No such situation exists in this case as in the Maryland case. The Maryland court relied on the case of Brown v. De Young, 167 Ill. 549, 47 N. E. 863, 866, in support of the view that the decree should afford relief to the minority stockholders only. The defendants here rely also on that case in support of their contention that a decree of like kind should be entered in this cause. In Brown v. De Young, a decree awarding the entire recovery to the corporation would have indirectly compensated a large stock interest *91owned by Houston, who was not a defendant, “by whose participation and acquiescence the very inequity complained of was committed.” That is not the case here, for if it cannot be said that any one among those whose participation and acquiescence contributed to the wrong will share in the proceeds of its correction, except as the paying defendants themselves own stock in the corporation.
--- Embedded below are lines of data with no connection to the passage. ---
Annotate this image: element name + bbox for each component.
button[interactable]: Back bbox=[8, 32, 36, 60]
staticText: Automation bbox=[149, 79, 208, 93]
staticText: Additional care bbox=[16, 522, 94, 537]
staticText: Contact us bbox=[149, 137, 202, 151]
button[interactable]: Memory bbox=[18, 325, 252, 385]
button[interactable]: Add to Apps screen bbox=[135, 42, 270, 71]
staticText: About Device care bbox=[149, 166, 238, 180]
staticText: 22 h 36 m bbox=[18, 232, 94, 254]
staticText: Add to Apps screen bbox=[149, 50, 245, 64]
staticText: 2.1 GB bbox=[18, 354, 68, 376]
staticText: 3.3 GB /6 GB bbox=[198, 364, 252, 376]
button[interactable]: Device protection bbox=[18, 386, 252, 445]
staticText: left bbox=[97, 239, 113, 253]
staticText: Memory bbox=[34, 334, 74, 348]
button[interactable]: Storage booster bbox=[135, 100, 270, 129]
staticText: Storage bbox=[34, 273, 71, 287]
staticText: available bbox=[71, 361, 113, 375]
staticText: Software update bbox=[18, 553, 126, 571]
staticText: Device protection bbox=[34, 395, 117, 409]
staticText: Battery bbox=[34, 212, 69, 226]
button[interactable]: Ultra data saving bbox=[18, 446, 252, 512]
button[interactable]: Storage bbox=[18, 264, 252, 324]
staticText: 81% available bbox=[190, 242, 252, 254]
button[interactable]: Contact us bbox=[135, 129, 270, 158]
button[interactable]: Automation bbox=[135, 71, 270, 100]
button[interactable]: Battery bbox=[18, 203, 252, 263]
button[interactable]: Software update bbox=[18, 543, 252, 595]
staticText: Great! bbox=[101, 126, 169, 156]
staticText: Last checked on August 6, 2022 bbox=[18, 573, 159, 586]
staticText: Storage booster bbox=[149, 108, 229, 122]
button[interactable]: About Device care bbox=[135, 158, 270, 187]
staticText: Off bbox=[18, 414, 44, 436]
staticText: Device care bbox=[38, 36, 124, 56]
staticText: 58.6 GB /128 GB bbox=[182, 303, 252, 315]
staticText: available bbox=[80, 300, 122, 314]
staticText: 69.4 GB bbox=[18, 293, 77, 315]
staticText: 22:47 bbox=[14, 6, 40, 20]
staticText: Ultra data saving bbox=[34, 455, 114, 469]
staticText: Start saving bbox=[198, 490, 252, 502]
They of course will share in the recovery to the extent that they own stock. That, however, is a mere incident to the ownership of stock, and so is unobjectionable. It amounts to their reimbursing themselves. The stockholders in the present case whom the defendants would exclude as indirect beneficiaries took no part in the acts complained against. The most they have done is to say, by their votes at a meeting convened after it was fairly evident that the case against the defendants was probably going to result in a recovery, that they did not want the corporation to be benefited regardless of its needs or prudential necessities. That is the only just interpretation which is to be put on their votes in favor of ratifying, approving and confirming the acts of the directors in respect to the matters complained against in this suit. The case, then, does not come within the principle of either Matthews v. Headley Chocolate Co., supra, in Maryland, or Brown v. De Young, supra, in Illinois. With respect to Brown v. De Young, it is to be noted further that the Illinois Supreme Court refused to approve a decree similar to the one entered in that case, in Voorhees v. Mason, 245 Ill. 256, 265, 91 N. E. 1056. In Avery v. Central Bank of Kansas City, 221 Mo. 71, 119 S. W. 1106, 1112, it was said that Brown v. De Young, supra, “rides off on a peculiar state of facts.”

The defendants cite a group of cases which I shall not pause to review which hold that where a stockholder had acquiesced in the wrongs complained of, he will not be heard to object in behalf of the corporation in a suit to repair those wrongs. Those cases, however, do not appear *92to me to be pertinent to the present controversy. While such a stockholder may be estopped from filing a suit in behalf of the corporation, the fact that he may reap indirect benefit from a derivative suit filed by another stockholder who is under no estoppel, will have no adverse effect upon the suit by the latter. Morawitz on Corporations, (2d Ed.) §§ 262, 272.

The decree should adjudge the corporation to be entitled to restitution in the amount indicated in the prior opinion.